Bagaimana Membangun Kepercayaan Diri Menulis
Bagaimana Membangun Kepercayaan Diri Menulis
Oleh Hernowo
Saya baru saja merampungkan sebuah buku yang dianggap kontroversial. Buku itu ditulis oleh seorang keturunan China yang dibesarkan di Amerika. Nama penulis itu Amy Chua dan bukunya berjudul Battle Hymn of the Tiger Mother.
Ada dua pernyataan Amy Chua di buku tersebut yang langsung saya ikat maknanya dan segera juga saya buatkan posternya agar dapat saya tempel di dinding rumah saya dan dapat dibaca oleh keluarga saya, terutama anak-anak saya. Dua pernyataan Amy ini merupakan senjata untuk membangun rasa percaya diri.
”Orangtua China paham betul bahwa tidak ada yang menyenangkan sampai kita bisa menguasainya dengan baik.”
dan
”Tak ada yang lebih baik untuk membangun rasa percaya diri kecuali belajar mengetahui bahwa kita mampu melakukan suatu hal yang tadinya kita kira berada jauh di luar kemampuan kita.”

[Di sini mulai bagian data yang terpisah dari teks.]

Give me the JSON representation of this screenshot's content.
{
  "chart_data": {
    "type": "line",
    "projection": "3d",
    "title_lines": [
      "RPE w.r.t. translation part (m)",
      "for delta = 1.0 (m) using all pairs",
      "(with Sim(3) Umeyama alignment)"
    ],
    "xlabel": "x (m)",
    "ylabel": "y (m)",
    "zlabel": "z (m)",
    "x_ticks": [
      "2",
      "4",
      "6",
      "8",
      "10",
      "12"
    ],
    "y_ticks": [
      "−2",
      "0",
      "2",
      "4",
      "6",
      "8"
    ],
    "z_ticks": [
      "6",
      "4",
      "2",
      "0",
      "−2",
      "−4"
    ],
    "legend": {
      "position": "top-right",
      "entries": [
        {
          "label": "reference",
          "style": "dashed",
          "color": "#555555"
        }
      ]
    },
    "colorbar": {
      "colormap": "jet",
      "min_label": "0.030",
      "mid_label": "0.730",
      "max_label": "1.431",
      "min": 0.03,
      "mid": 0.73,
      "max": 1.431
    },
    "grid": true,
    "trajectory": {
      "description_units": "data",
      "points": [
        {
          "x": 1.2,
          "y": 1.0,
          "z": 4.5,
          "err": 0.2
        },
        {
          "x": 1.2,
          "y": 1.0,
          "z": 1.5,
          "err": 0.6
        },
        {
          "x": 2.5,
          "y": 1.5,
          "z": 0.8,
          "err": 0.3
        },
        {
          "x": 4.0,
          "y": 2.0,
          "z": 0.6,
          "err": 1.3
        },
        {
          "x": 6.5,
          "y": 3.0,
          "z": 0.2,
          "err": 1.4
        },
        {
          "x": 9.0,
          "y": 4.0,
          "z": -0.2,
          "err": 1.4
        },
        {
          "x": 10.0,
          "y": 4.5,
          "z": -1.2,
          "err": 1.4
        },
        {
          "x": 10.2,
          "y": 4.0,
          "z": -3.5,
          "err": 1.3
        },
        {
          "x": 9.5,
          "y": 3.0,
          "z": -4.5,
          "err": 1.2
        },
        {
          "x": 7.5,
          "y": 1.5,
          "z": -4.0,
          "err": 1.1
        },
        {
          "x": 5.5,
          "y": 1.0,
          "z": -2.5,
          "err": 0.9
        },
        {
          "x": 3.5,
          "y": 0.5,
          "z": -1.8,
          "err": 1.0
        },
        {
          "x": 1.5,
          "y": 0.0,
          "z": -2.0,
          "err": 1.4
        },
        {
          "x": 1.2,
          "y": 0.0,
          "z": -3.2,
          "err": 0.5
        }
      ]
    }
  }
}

Kata-kata Amy yang pertama saya peroleh ketika Amy bercerita tentang pengalamannya mencari guru les piano untuk putri pertamanya, Sophia. Tiga guru piano pertama Sophia, menurut Amy, tidak cocok untuk Sophia. Amy melukiskan tiga guru pertama itu secara detail dan cermat. Akhirnya, Amy menemukan satu guru yang cocok dengan Sophia yang menggunakan metode Suzuki dalam mengajarkan bermain piano untuk musik klasik.
Kata-kata Amy kedua saya temukan di bab yang sangat menarik. Bab itu bercerita tentang putri keduanya, Lulu, yang merasa kesulitan memainkan sebuah komposisi piano berjudul ”The Little White Donkey”. Lulu hampir menyerah dan berhenti berlatih memainkannya. Namun berkat ”gertakan” ibunya, ajaib, tiba-tiba Lulu dapat memainkan komposisi itu dengan sempurna hingga Lulu pun menyukainya.
Dua pernyataan Amy itu, menurut saya, sangat berkaitan. Prestasi atau penguasaan akan suatu keterampilan tertentu perlu ditempuh dengan cara yang berdarah-darah alias tidak mudah. Jika suatu pencapaian ditempuh dengan mudah, biasanya pencapaian itu tidak mampu memunculkan rasa percaya diri yang sangat tinggi. Keberhasilan menaklukkan tantangan yang sangat sulit akan membawa seseorang untuk yakin akan kemampuan-hebat dirinya.
Saya merasakan itu ketika dahulu sama sekali tidak suka atau malah membenci kegiatan menulis. Saya merasa frustrasi karena betapa sulitnya dapat memiliki keterampilan menulis yang membuat diri saya percaya diri. Berkali-kali artikel yang saya kirim ke media massa ditolak. Lantas, banyak sekali tulisan yang berhenti di tengah jalan alias tidak bisa saya selesaikan. Sekadar menghasilkan tulisan sih bisa, tetapi menghasilkan tulisan yang tidak membosankan diri saya adalah sesuatu yang saya rasakan sangat sulit.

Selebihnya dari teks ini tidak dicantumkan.